🤖 AI Summary
Large language models (LLMs) exhibit systematic misalignment between internal token-probability-based confidence and their verbalized confidence statements, undermining calibration reliability and model transparency. To address this, we propose the first calibration paradigm explicitly targeting internal confidence as the alignment objective—departing from conventional accuracy-oriented approaches reliant on ground-truth labels. We introduce three novel calibration error metrics to quantify confidence alignment rigorously. Our method employs Direct Preference Optimization (DPO) to align verbalized confidence with internal token probabilities. We further establish a multi-model, multi-dataset evaluation framework to assess generalizability. Experiments across diverse open-weight LLMs demonstrate significant improvements in confidence alignment metrics and reduced verbalization inconsistency.

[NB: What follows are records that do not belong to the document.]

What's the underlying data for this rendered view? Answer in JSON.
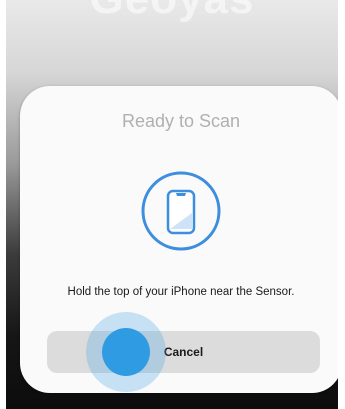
{
  "background": {
    "title": "Geoyas"
  },
  "scan_sheet": {
    "title": "Ready to Scan",
    "icon": "phone-scan-icon",
    "instruction": "Hold the top of your iPhone near the Sensor.",
    "cancel_label": "Cancel"
  },
  "colors": {
    "accent": "#3e8ede",
    "touch_indicator": "#2f9be3",
    "button_bg": "#dcdcdc"
  }
}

Moreover, we uncover strong architectural dependencies in calibration efficacy, revealing that model-specific design choices critically influence alignment outcomes. This work establishes a model-adaptive pathway toward interpretable, confidence-aligned LLMs.
📝 Abstract
Producing trustworthy and reliable Large Language Models (LLMs) has become increasingly important as their usage becomes more widespread. Calibration seeks to achieve this by improving the alignment between the model's confidence and the actual likelihood of its responses being correct or desirable. However, it has been observed that the internal confidence of a model, derived from token probabilities, is not well aligned with its verbalized confidence, leading to misleading results with different calibration methods. In this paper, we propose Direct Confidence Alignment (DCA), a method using Direct Preference Optimization to align an LLM's verbalized confidence with its internal confidence rather than ground-truth accuracy, enhancing model transparency and reliability by ensuring closer alignment between the two confidence measures. We evaluate DCA across multiple open-weight LLMs on a wide range of datasets. To further assess this alignment, we also introduce three new calibration error-based metrics. Our results show that DCA improves alignment metrics on certain model architectures, reducing inconsistencies in a model's confidence expression. However, we also show that it can be ineffective on others, highlighting the need for more model-aware approaches in the pursuit of more interpretable and trustworthy LLMs.